City traders brace themselves for new EU financial watchdogs

The FT reports that traders and executives in the City of London are concerned that the work of the three new European Supervisory Authorities will be hijacked by political agendas and that the bodies may not be able to keep Europe competitive with other global financial centres. Barney Reynolds from the law firm Shearman & Sterling is quoted saying: “A single market [for financial services] is a good thing [...] But people need to be close to the markets they are regulating.” He adds that the new EU supervisors may follow “a moralistic political agenda”, rather than conduct a “dispassionate technical exercise.”

Meanwhile, an article in the Express notes that the new pan-EU watchdogs will cost EU taxpayers £35m this year, rising to around £58m in three years’ time. Open Europe’s Siân Herbert is quoted saying: “The EU’s new financial watchdogs will see the UK lose substantial control, despite the City being home to the bulk of the EU’s financial services industry. The cost of these new supervisors will only increase as the EU finds more work for them to do.”

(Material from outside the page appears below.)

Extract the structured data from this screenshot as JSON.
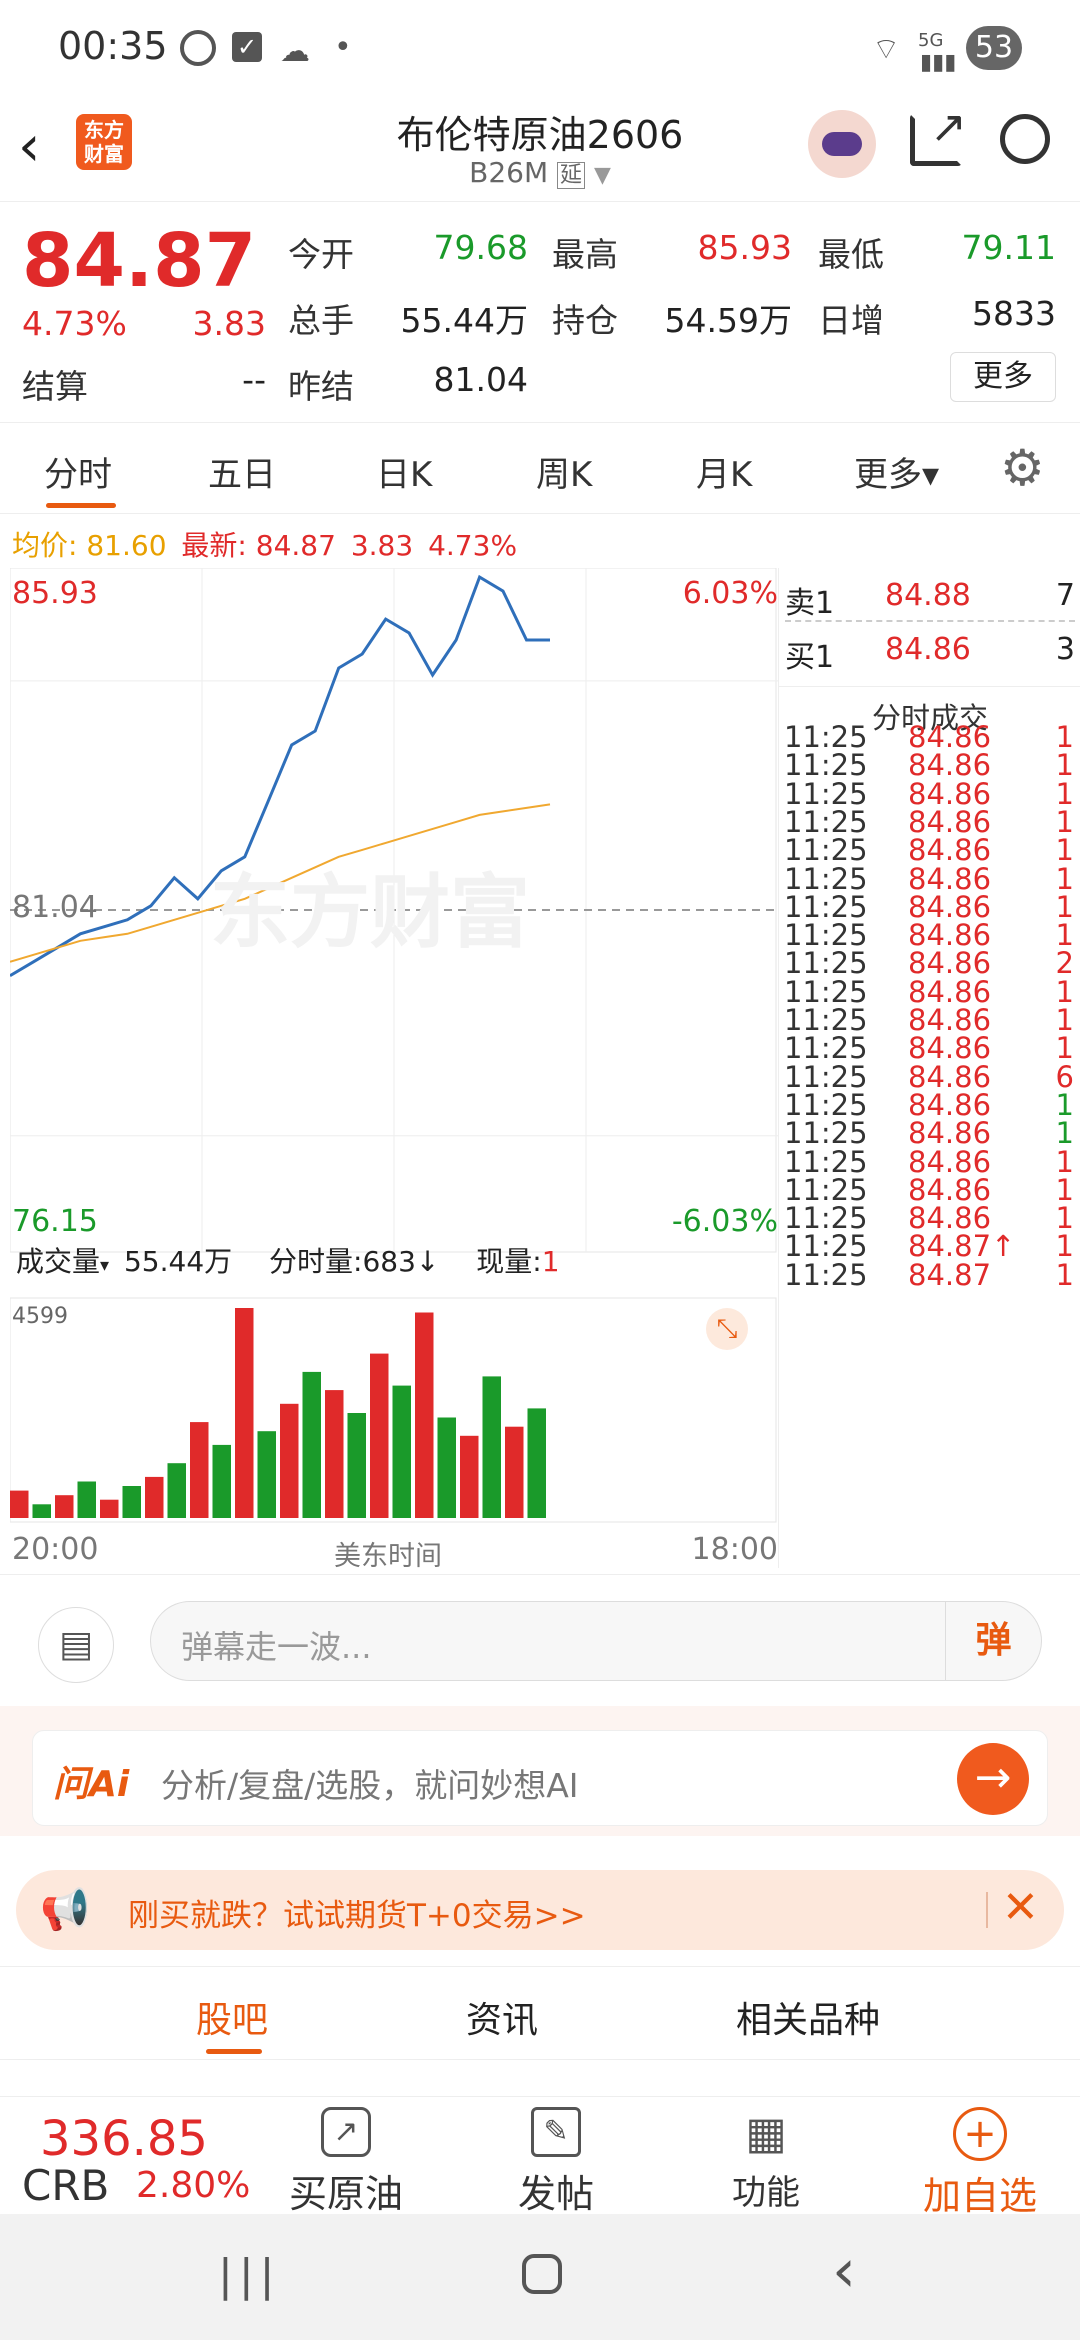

FT FT 2 Express Express: Leader Expansión: editorial Il Sole 24 Ore OE research

UK Environment Secretary: CAP is “morally wrong”

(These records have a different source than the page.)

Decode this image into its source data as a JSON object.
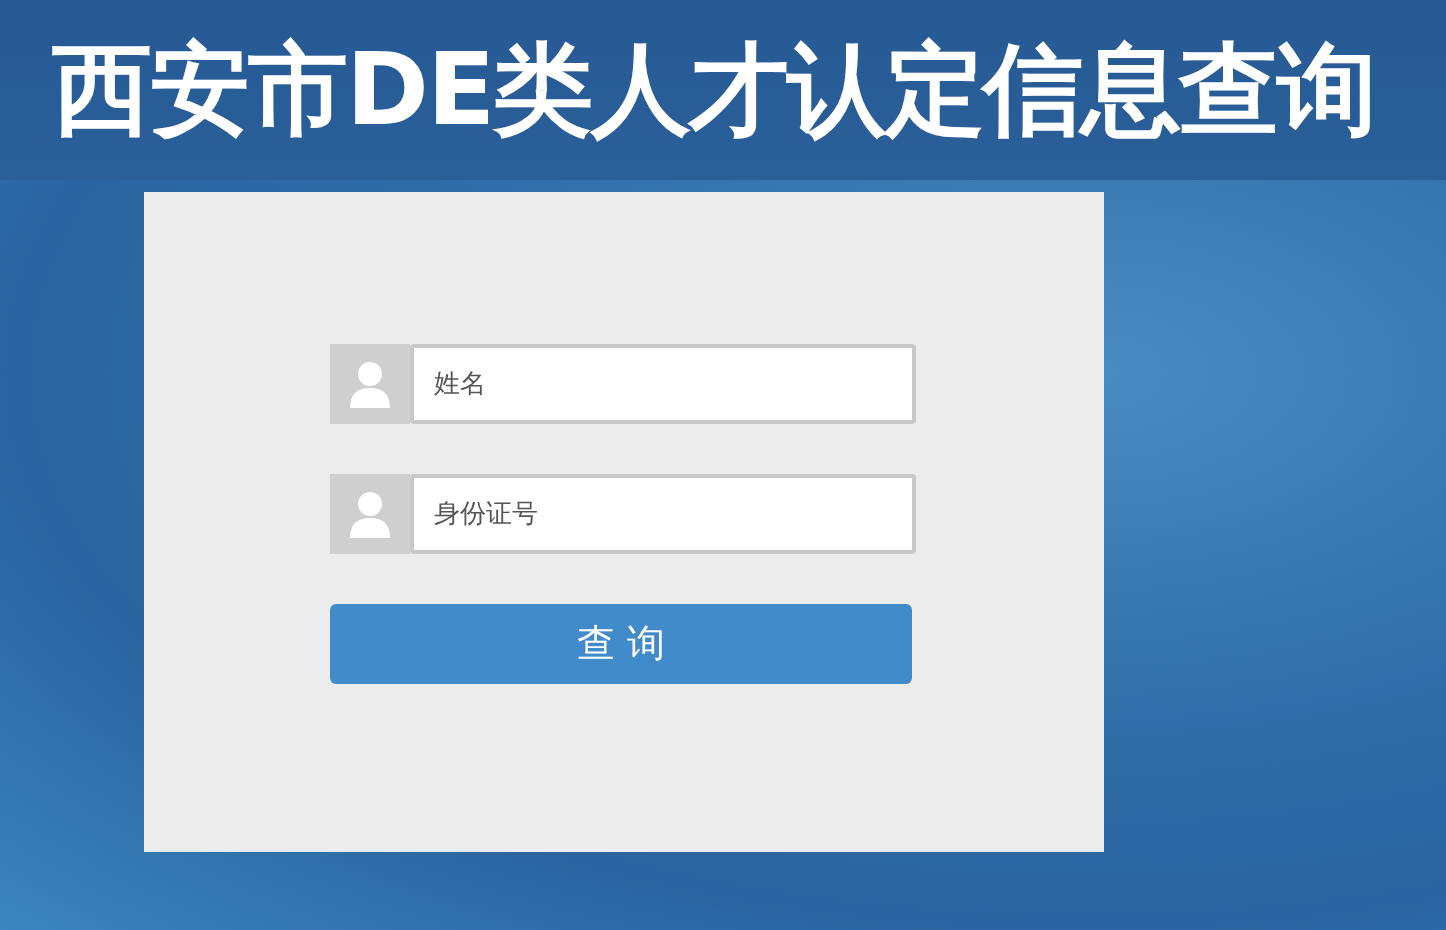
{
  "header": {
    "title": "西安市DE类人才认定信息查询"
  },
  "form": {
    "fields": [
      {
        "placeholder": "姓名"
      },
      {
        "placeholder": "身份证号"
      }
    ],
    "button": "查 询"
  }
}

The Guardian reports that Environment Secretary Caroline Spelman will today call for reform of the EU’s Common Agricultural Policy, including a reduction of direct subsidies and an end to export bans. Speaking at the Oxford Farming Conference, she will say that the distortion of trade caused by the CAP is “morally wrong” and will argue: "We need to make the new CAP fundamentally different. It must be about the new challenges of achieving global food security and tackling and adapting to a changing climate. Now is the time to make very significant progress towards reducing our reliance on direct payments. Rising global demand for food and rising food prices make it possible to reduce subsidies and plan for their abolition.”

Guardian

The Irish Times notes that 25 March is emerging as a likely date for the forthcoming Irish general election.

Irish Times

Euractiv reports that French Budget Minister François Baroin said yesterday that the new media law passed by the Hungarian government is “incompatible with the application of ideas on press freedom that have been validated in the European Treaties”, and called on other EU member states to take action against it.

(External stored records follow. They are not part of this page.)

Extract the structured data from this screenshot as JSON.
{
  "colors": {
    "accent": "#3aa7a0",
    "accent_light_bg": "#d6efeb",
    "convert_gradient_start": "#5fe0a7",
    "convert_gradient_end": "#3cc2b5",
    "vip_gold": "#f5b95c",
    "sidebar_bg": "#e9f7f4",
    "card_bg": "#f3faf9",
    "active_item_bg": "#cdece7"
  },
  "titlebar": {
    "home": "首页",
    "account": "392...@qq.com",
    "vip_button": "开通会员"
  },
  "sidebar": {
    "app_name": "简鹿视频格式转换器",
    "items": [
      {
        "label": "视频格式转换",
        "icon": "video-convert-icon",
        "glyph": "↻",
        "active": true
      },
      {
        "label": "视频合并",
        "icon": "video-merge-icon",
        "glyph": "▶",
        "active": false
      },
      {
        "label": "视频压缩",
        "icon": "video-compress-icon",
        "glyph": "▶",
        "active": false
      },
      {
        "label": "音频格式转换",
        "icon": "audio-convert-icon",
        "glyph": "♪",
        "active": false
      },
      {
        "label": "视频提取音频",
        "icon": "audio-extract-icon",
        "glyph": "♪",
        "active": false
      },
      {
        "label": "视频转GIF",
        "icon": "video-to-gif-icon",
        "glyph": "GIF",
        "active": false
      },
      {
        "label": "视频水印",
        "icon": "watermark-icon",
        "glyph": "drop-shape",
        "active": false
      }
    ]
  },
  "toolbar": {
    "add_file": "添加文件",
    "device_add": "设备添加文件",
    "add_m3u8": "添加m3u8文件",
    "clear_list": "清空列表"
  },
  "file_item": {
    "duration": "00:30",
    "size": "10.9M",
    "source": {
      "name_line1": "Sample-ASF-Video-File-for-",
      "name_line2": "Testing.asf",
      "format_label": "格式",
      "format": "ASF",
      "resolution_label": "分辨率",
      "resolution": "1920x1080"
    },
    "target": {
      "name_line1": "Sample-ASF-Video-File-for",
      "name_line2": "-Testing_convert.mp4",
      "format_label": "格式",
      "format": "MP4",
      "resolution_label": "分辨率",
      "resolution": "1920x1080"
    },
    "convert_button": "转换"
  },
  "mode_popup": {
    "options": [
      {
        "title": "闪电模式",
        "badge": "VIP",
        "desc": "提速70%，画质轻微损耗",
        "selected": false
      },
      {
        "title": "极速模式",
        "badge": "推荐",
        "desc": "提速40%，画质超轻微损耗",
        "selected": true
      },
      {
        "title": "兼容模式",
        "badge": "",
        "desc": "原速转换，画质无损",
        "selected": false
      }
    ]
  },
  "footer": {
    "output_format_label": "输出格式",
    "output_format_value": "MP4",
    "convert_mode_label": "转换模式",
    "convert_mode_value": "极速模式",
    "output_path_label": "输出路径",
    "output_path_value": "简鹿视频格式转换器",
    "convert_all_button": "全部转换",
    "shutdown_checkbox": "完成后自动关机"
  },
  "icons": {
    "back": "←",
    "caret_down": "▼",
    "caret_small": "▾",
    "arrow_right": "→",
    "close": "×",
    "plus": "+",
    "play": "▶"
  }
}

Euractiv Le Monde: Editorial AFP AFP 2

The Irish Times reports that the European Commission will launch a consultation tomorrow on how to compel bondholders to bear costs in future bank collapses. Bloomberg reports that the Commission is also expected to present new proposals which would give national regulators of cross-border banks the power to block new products and limit trading risks at banks deemed too big to fail.

Irish Times Bloomberg

EUobserver notes that EU Foreign Minister Catherine Ashton has failed to persuade the UK and other Beijing-critical member states to lift the EU arms embargo on China, in spite of China continuing to gain influence within the EU through bond purchases from vulnerable eurozone countries.

EUobserver

The Romanian parliament has postponed its ratification of a Lisbon protocol allowing 12 EU states to appoint 18 extra members to the European Parliament. EUobserver notes that the decision was taken shortly after Romania’s entry into the Schengen area was postponed.

EUobserver

The Commission has announced that a universal charger for mobile phones will be available in the coming weeks, under new EU harmonised standards.

Euractiv

UK

Support for the Liberal Democrats has slumped to its lowest level since the party was formed in 1988, according to the Independent's “poll of polls”.